Sajitz-Hermstein Max, Nikoloski Zoran
Systems Biology and Mathematical Modeling Group, Max Planck Institute of Molecular Plant Physiology, Am Mühlenweg 1, 14476, Potsdam, Germany.
BMC Res Notes. 2016 Jun 21;9:317. doi: 10.1186/s13104-016-2117-0.
The flux phenotype describes the entirety of biochemical conversions in a cell, which renders it a key characteristic of metabolic function. To quantify the functional relevance of individual biochemical reactions, functional centrality has been introduced based on cooperative game theory and structural modeling. It was shown to be capable to determine metabolic control properties utilizing only structural information. Here, we demonstrate the capability of functional centrality to predict changes in the flux phenotype.

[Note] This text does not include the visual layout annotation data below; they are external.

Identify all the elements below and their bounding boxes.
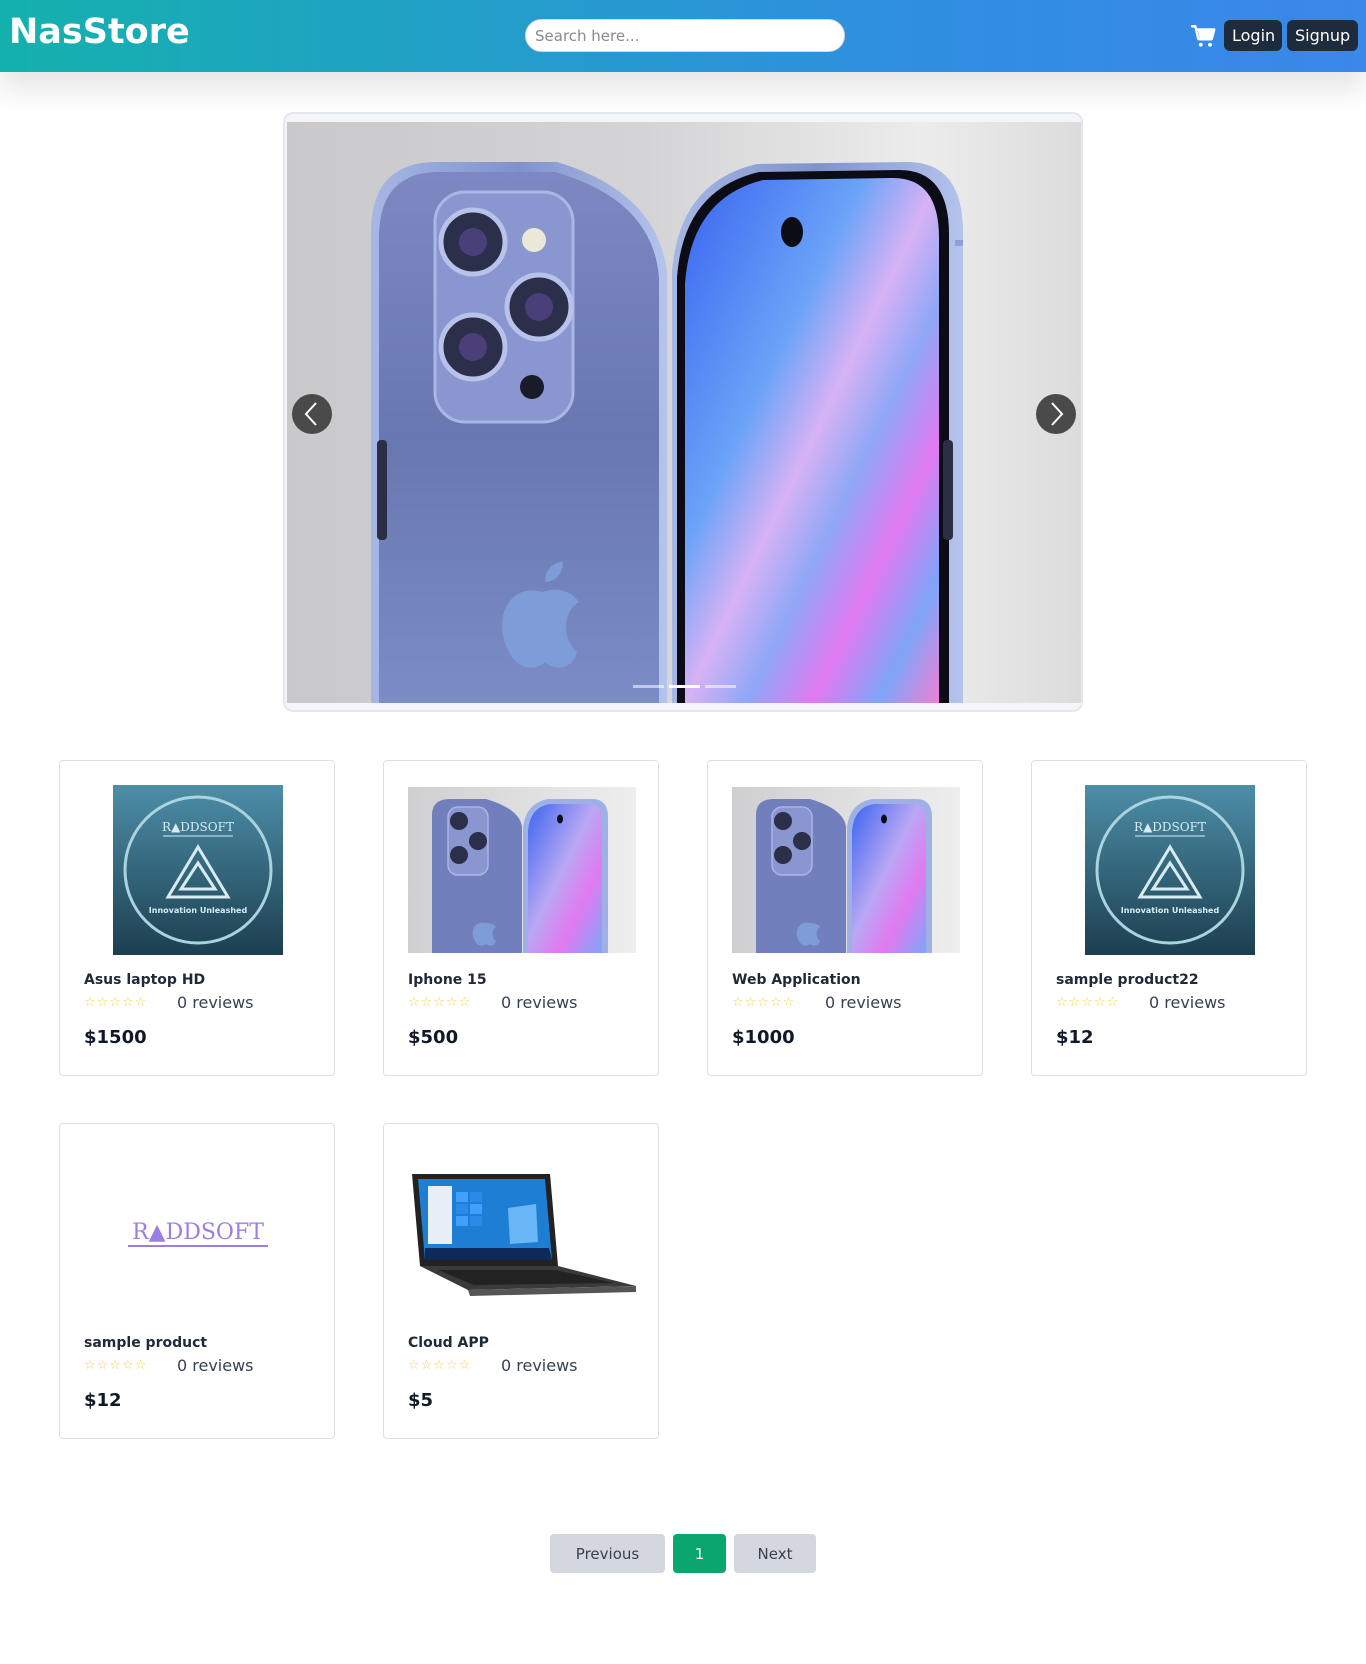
hero-carousel bbox=[283, 112, 1083, 712]
svg-text:R▲DDSOFT: R▲DDSOFT bbox=[1134, 820, 1206, 834]
product-image bbox=[408, 1148, 636, 1318]
product-name[interactable]: Iphone 15 bbox=[408, 972, 487, 988]
rating-stars: ☆☆☆☆☆ bbox=[84, 995, 148, 1010]
review-count: 0 reviews bbox=[501, 993, 578, 1012]
product-price: $1500 bbox=[84, 1027, 147, 1048]
rating-stars: ☆☆☆☆☆ bbox=[408, 1358, 472, 1373]
rating-stars: ☆☆☆☆☆ bbox=[84, 1358, 148, 1373]
review-count: 0 reviews bbox=[177, 1356, 254, 1375]
product-price: $12 bbox=[84, 1390, 122, 1411]
product-name[interactable]: sample product22 bbox=[1056, 972, 1199, 988]
brand-logo[interactable]: NasStore bbox=[9, 12, 190, 52]
rating-stars: ☆☆☆☆☆ bbox=[408, 995, 472, 1010]
product-name[interactable]: sample product bbox=[84, 1335, 207, 1351]
product-card[interactable]: R▲DDSOFT Innovation Unleashed Asus lapto… bbox=[59, 760, 335, 1076]
login-button[interactable]: Login bbox=[1224, 20, 1282, 51]
product-card[interactable]: Web Application ☆☆☆☆☆ 0 reviews $1000 bbox=[707, 760, 983, 1076]
pagination-page-button[interactable]: 1 bbox=[673, 1534, 726, 1573]
product-name[interactable]: Cloud APP bbox=[408, 1335, 489, 1351]
svg-text:Innovation Unleashed: Innovation Unleashed bbox=[1121, 906, 1220, 915]
review-count: 0 reviews bbox=[177, 993, 254, 1012]
product-price: $12 bbox=[1056, 1027, 1094, 1048]
product-name[interactable]: Asus laptop HD bbox=[84, 972, 205, 988]
review-count: 0 reviews bbox=[501, 1356, 578, 1375]
product-price: $500 bbox=[408, 1027, 459, 1048]
search-input[interactable] bbox=[525, 19, 845, 52]
product-image: R▲DDSOFT Innovation Unleashed bbox=[84, 785, 312, 955]
chevron-left-icon bbox=[304, 402, 317, 426]
rating-stars: ☆☆☆☆☆ bbox=[1056, 995, 1120, 1010]
carousel-indicator[interactable] bbox=[633, 685, 664, 688]
product-image bbox=[408, 785, 636, 955]
chevron-right-icon bbox=[1051, 402, 1064, 426]
top-navbar: NasStore Login Signup bbox=[0, 0, 1366, 72]
product-image bbox=[732, 785, 960, 955]
carousel-prev-button[interactable] bbox=[292, 394, 332, 434]
carousel-indicator-active[interactable] bbox=[669, 685, 700, 688]
review-count: 0 reviews bbox=[1149, 993, 1226, 1012]
carousel-slide-image bbox=[287, 122, 1081, 703]
cart-icon[interactable] bbox=[1190, 23, 1217, 49]
rating-stars: ☆☆☆☆☆ bbox=[732, 995, 796, 1010]
product-card[interactable]: Iphone 15 ☆☆☆☆☆ 0 reviews $500 bbox=[383, 760, 659, 1076]
signup-button[interactable]: Signup bbox=[1287, 20, 1358, 51]
product-card[interactable]: R▲DDSOFT Innovation Unleashed sample pro… bbox=[1031, 760, 1307, 1076]
svg-text:R▲DDSOFT: R▲DDSOFT bbox=[162, 820, 234, 834]
pagination-previous-button[interactable]: Previous bbox=[550, 1534, 665, 1573]
pagination-next-button[interactable]: Next bbox=[734, 1534, 816, 1573]
product-card[interactable]: Cloud APP ☆☆☆☆☆ 0 reviews $5 bbox=[383, 1123, 659, 1439]
product-card[interactable]: R▲DDSOFT sample product ☆☆☆☆☆ 0 reviews … bbox=[59, 1123, 335, 1439]
carousel-indicator[interactable] bbox=[705, 685, 736, 688]
product-image: R▲DDSOFT bbox=[84, 1148, 312, 1318]
product-name[interactable]: Web Application bbox=[732, 972, 861, 988]
product-price: $5 bbox=[408, 1390, 434, 1411]
product-image: R▲DDSOFT Innovation Unleashed bbox=[1056, 785, 1284, 955]
review-count: 0 reviews bbox=[825, 993, 902, 1012]
svg-text:Innovation Unleashed: Innovation Unleashed bbox=[149, 906, 248, 915]
product-price: $1000 bbox=[732, 1027, 795, 1048]
svg-text:R▲DDSOFT: R▲DDSOFT bbox=[132, 1220, 264, 1245]
carousel-next-button[interactable] bbox=[1036, 394, 1076, 434]
carousel-indicators bbox=[633, 685, 736, 689]
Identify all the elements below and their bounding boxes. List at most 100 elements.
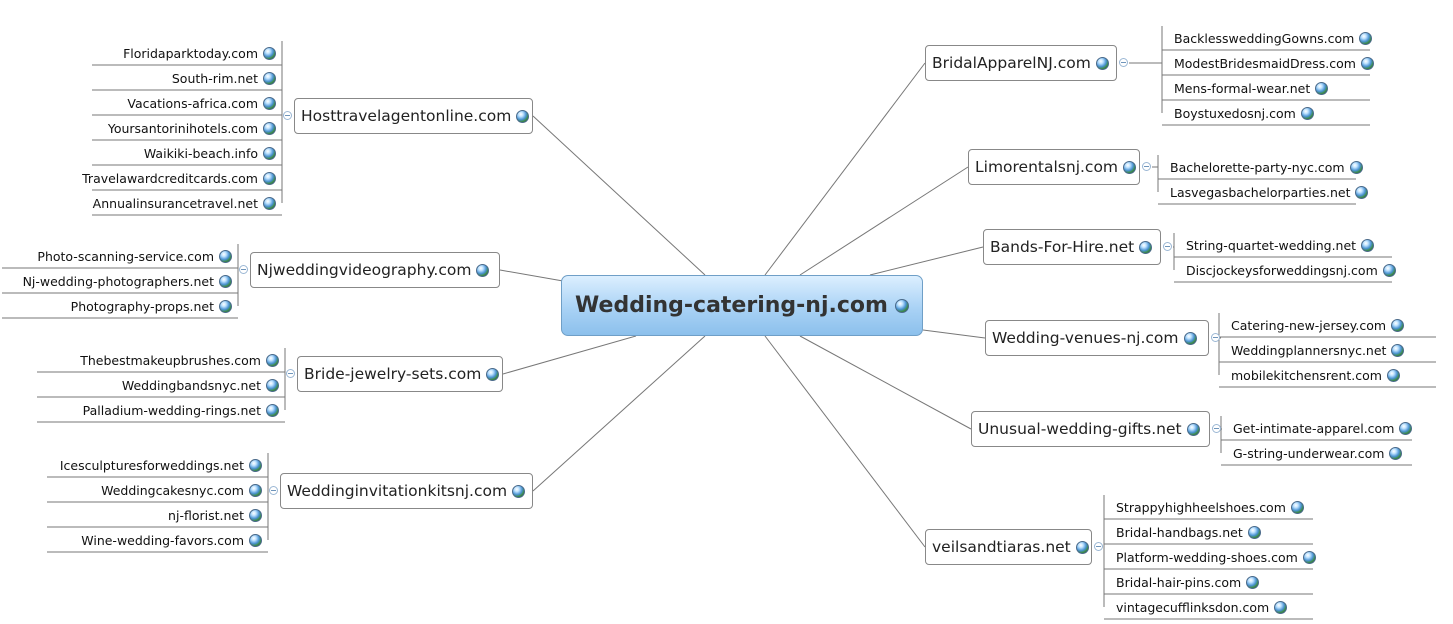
leaf-topic[interactable]: Mens-formal-wear.net [1174, 76, 1370, 100]
hyperlink-globe-icon[interactable] [1386, 368, 1400, 382]
hyperlink-globe-icon[interactable] [1290, 500, 1304, 514]
leaf-topic[interactable]: Strappyhighheelshoes.com [1116, 495, 1313, 519]
hyperlink-globe-icon[interactable] [266, 403, 279, 417]
hyperlink-globe-icon[interactable] [1355, 185, 1369, 199]
hyperlink-globe-icon[interactable] [1186, 422, 1200, 436]
collapse-toggle-icon[interactable] [1094, 542, 1103, 551]
leaf-topic[interactable]: Weddingcakesnyc.com [55, 478, 262, 502]
leaf-topic[interactable]: Thebestmakeupbrushes.com [45, 348, 279, 372]
hyperlink-globe-icon[interactable] [512, 484, 526, 498]
hyperlink-globe-icon[interactable] [249, 458, 262, 472]
branch-topic[interactable]: Njweddingvideography.com [250, 252, 500, 288]
hyperlink-globe-icon[interactable] [1399, 421, 1413, 435]
collapse-toggle-icon[interactable] [1142, 162, 1151, 171]
leaf-topic[interactable]: Bachelorette-party-nyc.com [1170, 155, 1363, 179]
hyperlink-globe-icon[interactable] [1274, 600, 1288, 614]
leaf-topic[interactable]: Travelawardcreditcards.com [82, 166, 276, 190]
hyperlink-globe-icon[interactable] [1123, 160, 1137, 174]
collapse-toggle-icon[interactable] [1212, 424, 1221, 433]
branch-topic[interactable]: Bride-jewelry-sets.com [297, 356, 503, 392]
leaf-topic[interactable]: String-quartet-wedding.net [1186, 233, 1392, 257]
leaf-topic[interactable]: Icesculpturesforweddings.net [55, 453, 262, 477]
hyperlink-globe-icon[interactable] [1095, 56, 1109, 70]
leaf-topic[interactable]: Get-intimate-apparel.com [1233, 416, 1413, 440]
leaf-topic[interactable]: Lasvegasbachelorparties.net [1170, 180, 1369, 204]
hyperlink-globe-icon[interactable] [249, 508, 262, 522]
branch-topic[interactable]: veilsandtiaras.net [925, 529, 1092, 565]
leaf-topic[interactable]: vintagecufflinksdon.com [1116, 595, 1313, 619]
collapse-toggle-icon[interactable] [1163, 242, 1172, 251]
hyperlink-globe-icon[interactable] [1247, 525, 1261, 539]
hyperlink-globe-icon[interactable] [263, 96, 276, 110]
branch-topic[interactable]: Weddinginvitationkitsnj.com [280, 473, 533, 509]
hyperlink-globe-icon[interactable] [1361, 238, 1375, 252]
hyperlink-globe-icon[interactable] [1246, 575, 1260, 589]
collapse-toggle-icon[interactable] [283, 111, 292, 120]
branch-topic[interactable]: Wedding-venues-nj.com [985, 320, 1209, 356]
central-topic[interactable]: Wedding-catering-nj.com [561, 275, 923, 336]
leaf-topic[interactable]: Photography-props.net [10, 294, 232, 318]
hyperlink-globe-icon[interactable] [249, 483, 262, 497]
hyperlink-globe-icon[interactable] [894, 298, 909, 313]
hyperlink-globe-icon[interactable] [1382, 263, 1396, 277]
leaf-topic[interactable]: Annualinsurancetravel.net [93, 191, 276, 215]
hyperlink-globe-icon[interactable] [1183, 331, 1197, 345]
hyperlink-globe-icon[interactable] [263, 121, 276, 135]
collapse-toggle-icon[interactable] [286, 369, 295, 378]
hyperlink-globe-icon[interactable] [266, 378, 279, 392]
leaf-topic[interactable]: Weddingplannersnyc.net [1231, 338, 1436, 362]
leaf-topic[interactable]: Palladium-wedding-rings.net [45, 398, 279, 422]
hyperlink-globe-icon[interactable] [476, 263, 490, 277]
leaf-topic[interactable]: Bridal-hair-pins.com [1116, 570, 1313, 594]
leaf-topic[interactable]: Platform-wedding-shoes.com [1116, 545, 1316, 569]
collapse-toggle-icon[interactable] [239, 265, 248, 274]
leaf-topic[interactable]: Weddingbandsnyc.net [45, 373, 279, 397]
hyperlink-globe-icon[interactable] [1359, 31, 1373, 45]
hyperlink-globe-icon[interactable] [263, 196, 276, 210]
hyperlink-globe-icon[interactable] [1300, 106, 1314, 120]
hyperlink-globe-icon[interactable] [1391, 343, 1405, 357]
collapse-toggle-icon[interactable] [269, 486, 278, 495]
branch-topic[interactable]: Hosttravelagentonline.com [294, 98, 533, 134]
hyperlink-globe-icon[interactable] [249, 533, 262, 547]
hyperlink-globe-icon[interactable] [219, 274, 232, 288]
leaf-topic[interactable]: Wine-wedding-favors.com [55, 528, 262, 552]
leaf-topic[interactable]: Vacations-africa.com [100, 91, 276, 115]
leaf-topic[interactable]: BacklessweddingGowns.com [1174, 26, 1373, 50]
leaf-topic[interactable]: Nj-wedding-photographers.net [10, 269, 232, 293]
branch-topic[interactable]: Unusual-wedding-gifts.net [971, 411, 1210, 447]
leaf-topic[interactable]: Bridal-handbags.net [1116, 520, 1313, 544]
hyperlink-globe-icon[interactable] [263, 71, 276, 85]
hyperlink-globe-icon[interactable] [1075, 540, 1089, 554]
hyperlink-globe-icon[interactable] [516, 109, 530, 123]
leaf-topic[interactable]: nj-florist.net [55, 503, 262, 527]
leaf-topic[interactable]: mobilekitchensrent.com [1231, 363, 1436, 387]
hyperlink-globe-icon[interactable] [1315, 81, 1329, 95]
leaf-topic[interactable]: Discjockeysforweddingsnj.com [1186, 258, 1396, 282]
collapse-toggle-icon[interactable] [1119, 58, 1128, 67]
hyperlink-globe-icon[interactable] [1391, 318, 1405, 332]
hyperlink-globe-icon[interactable] [219, 299, 232, 313]
leaf-topic[interactable]: South-rim.net [100, 66, 276, 90]
collapse-toggle-icon[interactable] [1211, 333, 1220, 342]
hyperlink-globe-icon[interactable] [1349, 160, 1363, 174]
leaf-topic[interactable]: Catering-new-jersey.com [1231, 313, 1436, 337]
hyperlink-globe-icon[interactable] [263, 146, 276, 160]
leaf-topic[interactable]: Waikiki-beach.info [100, 141, 276, 165]
hyperlink-globe-icon[interactable] [263, 46, 276, 60]
branch-topic[interactable]: Limorentalsnj.com [968, 149, 1140, 185]
hyperlink-globe-icon[interactable] [1139, 240, 1153, 254]
branch-topic[interactable]: BridalApparelNJ.com [925, 45, 1117, 81]
hyperlink-globe-icon[interactable] [263, 171, 276, 185]
branch-topic[interactable]: Bands-For-Hire.net [983, 229, 1161, 265]
leaf-topic[interactable]: Floridaparktoday.com [100, 41, 276, 65]
hyperlink-globe-icon[interactable] [219, 249, 232, 263]
hyperlink-globe-icon[interactable] [486, 367, 500, 381]
hyperlink-globe-icon[interactable] [266, 353, 279, 367]
hyperlink-globe-icon[interactable] [1360, 56, 1374, 70]
hyperlink-globe-icon[interactable] [1302, 550, 1316, 564]
leaf-topic[interactable]: ModestBridesmaidDress.com [1174, 51, 1374, 75]
leaf-topic[interactable]: Photo-scanning-service.com [10, 244, 232, 268]
leaf-topic[interactable]: Yoursantorinihotels.com [100, 116, 276, 140]
hyperlink-globe-icon[interactable] [1389, 446, 1403, 460]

We use functional centrality to successfully predict changes of metabolic flux triggered by switches in the environment. The predictions via functional centrality improve upon predictions using control-effective fluxes, another measure aiming at capturing metabolic control using structural information.
The predictions of flux changes via functional centrality corroborate the capability of the measure to gain a mechanistic understanding of metabolic control from the structure of metabolic networks.
通量表型描述了细胞内生化转化的整体情况,这使其成为代谢功能的一个关键特征。为了量化单个生化反应的功能相关性,基于合作博弈论和结构建模引入了功能中心性。结果表明,它仅利用结构信息就能确定代谢控制特性。在此,我们展示了功能中心性预测通量表型变化的能力。
我们使用功能中心性成功预测了环境切换引发的代谢通量变化。通过功能中心性进行的预测比使用控制有效通量的预测有所改进,控制有效通量是另一种旨在利用结构信息捕捉代谢控制的度量。
通过功能中心性对通量变化的预测证实了该度量从代谢网络结构中获得代谢控制机制理解的能力。